細胞外から与えられた何かしらの障害(血行不良、外傷など)が原因で死ぬ「ネクローシス」の対義語として用いられる。
細胞とは、細胞核と、その核を覆う細胞膜構造によって構成されており、アポトーシスは以下のように進行していく。
(1) 細胞膜の構造が変化し、表面の微絨毛(びじゅうもう)などが消滅する
(2) 核の凝縮化が起こり、細胞が壊れやすくなる
(3) 細胞のDNAが細かく切断される(DNA断片化と呼ばれる)
(4) 細胞全体が、さらに小型の「アポトーシス小胞」という構造に分解される
(5) 最終的にはマクロファージ(白血球の一種である食細胞)によって処理される
アポトーシスは、生物の形成過程(身体の形成や、おたまじゃくしからカエルへの形態変化など)で起こる。また、ウイルスに感染した細胞の処理や、がん化した細胞を排除するためにも起こる。
アポトーシスによって、ほとんどの腫瘍の成長は未然に防がれているが、まれにアポトーシスの仕組みが壊れた細胞が存在する。その場合、細胞は無限に分裂増殖し、がん細胞へと変化する。
パイロトーシス - 炎症性の制御された細胞死
http://pdbu-support.bio-rad.co.jp/techbrief/bulletins201908.html
パイロトーシス(Pyroptosis)は、1992年にZychlinskyらによってアポトーシスとして最初に記載された「制御された細胞死(Regulated Cell Death : RCD)」の一種であり、炎症誘導性の細胞死であることから、2001年にCooksonとBrennanによってパイロトーシスと命名されました。
パイロトーシスは、自然免疫系における細胞外および細胞内恒常性の乱れによって引き起こされると言われています。
ミトコンドリアのダイナミクス、マイトファジー、オートファジー
https://www.abcam.co.jp/neuroscience/mitochondrial-dynamics-mitophagy-and-autophagy-1
マイトファジー
ミトコンドリアは生命活動のためのエネルギーを供給しますが、その過程で損傷を受けると、活性酸素種やチトクロム C を産生・放出し、アポトーシスを誘導し、細胞にとって危険な存在になり得ます。そのため細胞には、損傷を受けたミトコンドリアを選択的に除去する、マイトファジーという機構が存在します。

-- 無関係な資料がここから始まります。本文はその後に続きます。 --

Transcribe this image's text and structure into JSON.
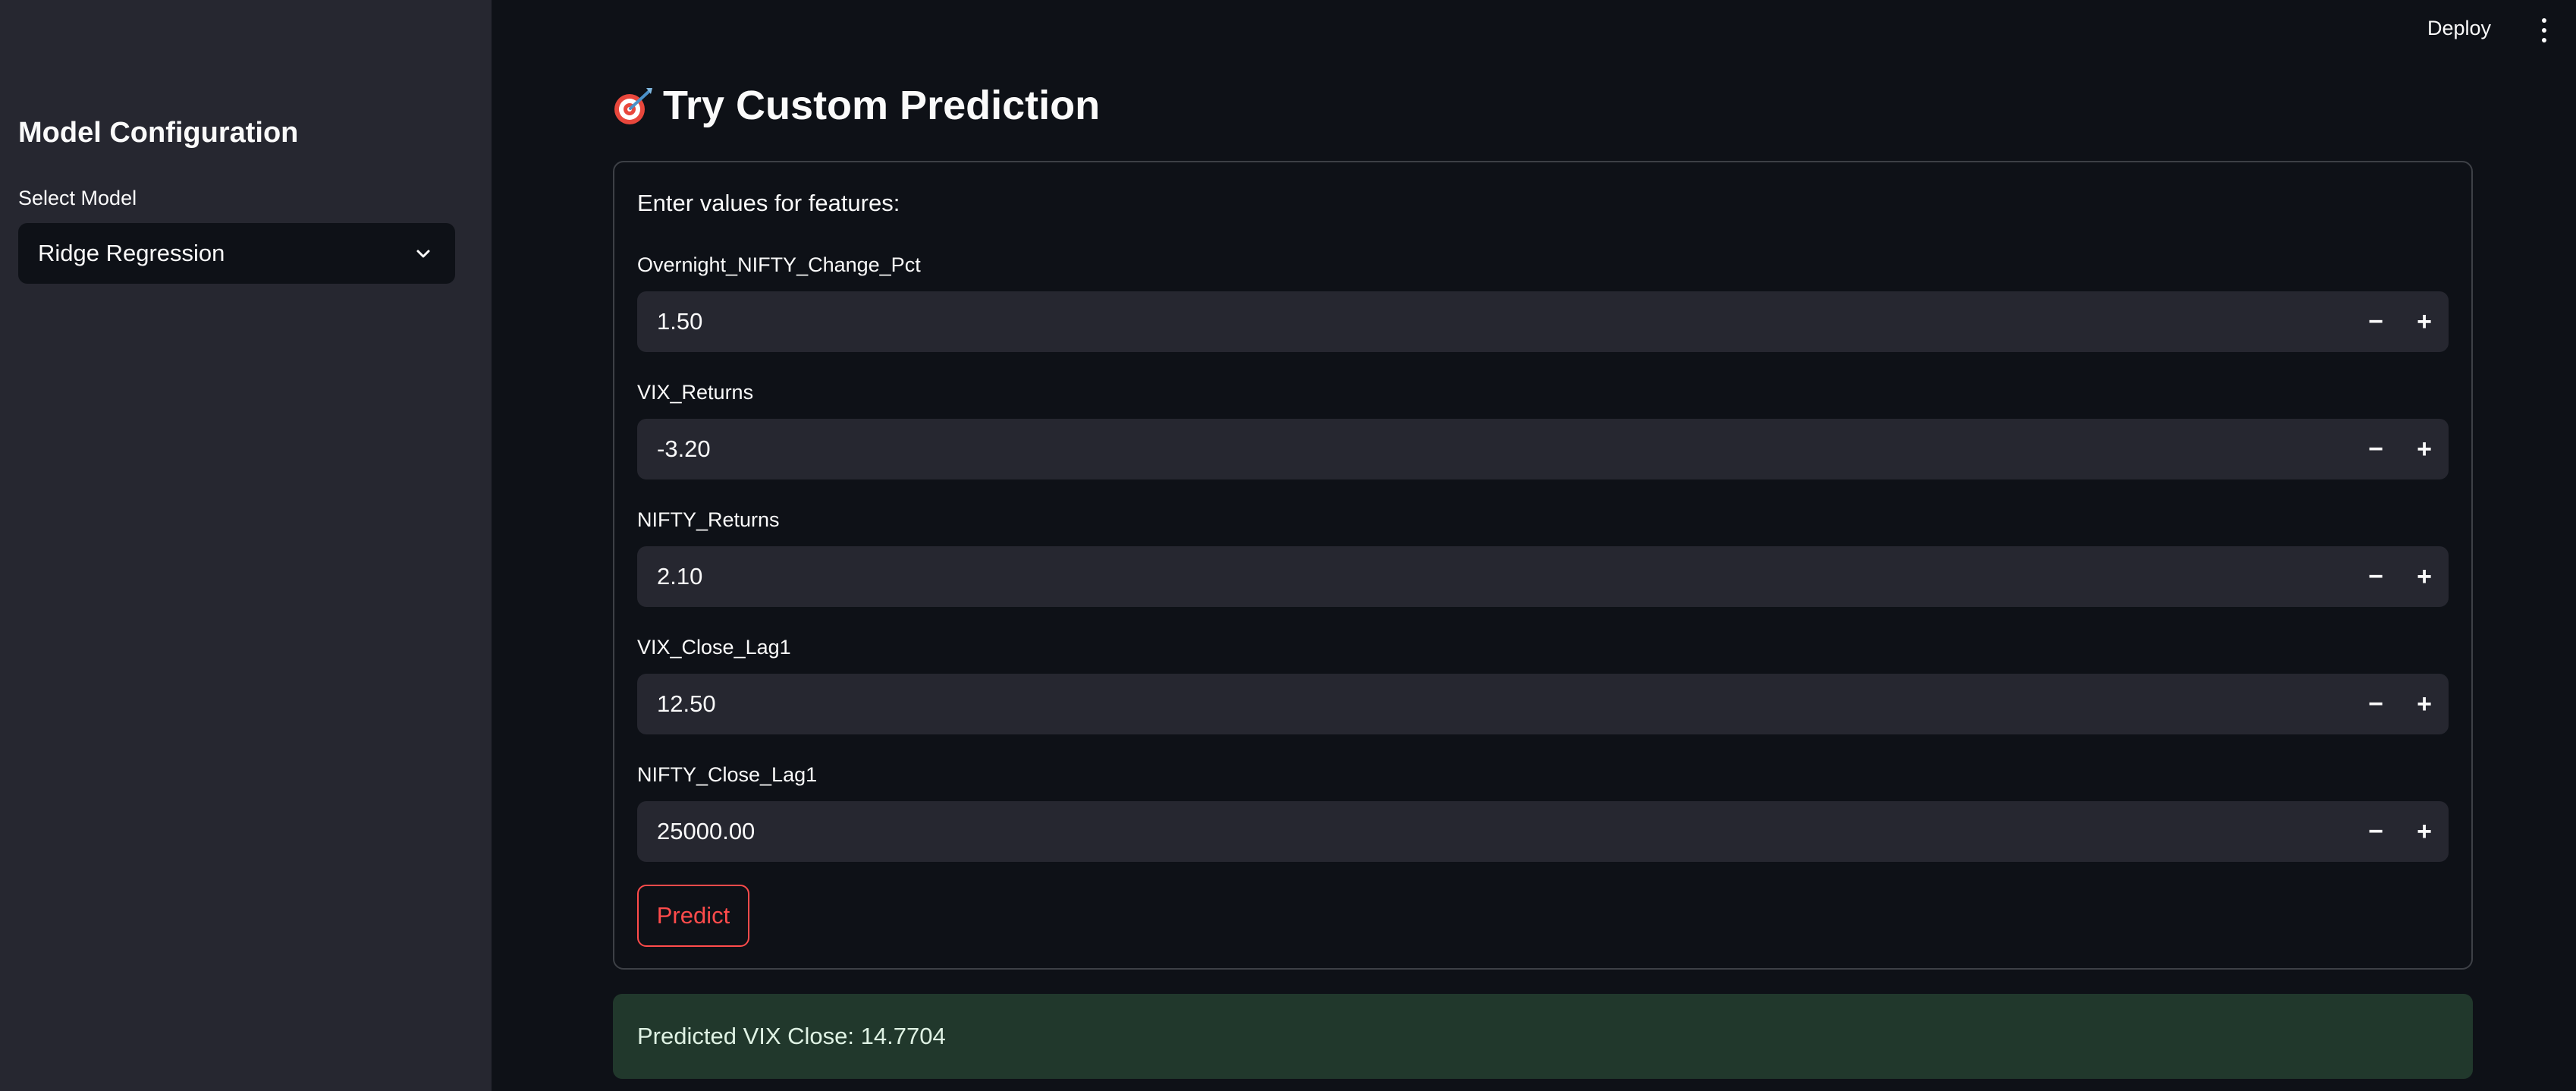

マイトファジーは、ミトコンドリアが損傷を受けたときに起こる膜電位の脱分極などをシグナルとしてスタートすることが知られています。脱分極が起こると、細胞質内の PINK1(PTEN induced putative kinase 1)がミトコンドリア外膜に集積します。
健康なミトコンドリアにおいて PINK1 は、ミトコンドリア内膜に輸送された後、内膜に局在する Rhomboid 様タンパク質 PARL によって 52 kDa のフォームに断片化され、この断片はプロテアソーム依存性のパスウェイで迅速に分解されます。
一方脱分極が起きたミトコンドリアでは、PINK1 のミトコンドリア内膜への輸送および PARL による分解が阻害され、断片化されなかった全長 PINK1 がミトコンドリア外膜のサイトゾル面に集積します。さらにそこに集積したタンパク質 Parkin によって、マイトファジーが引き起こされます。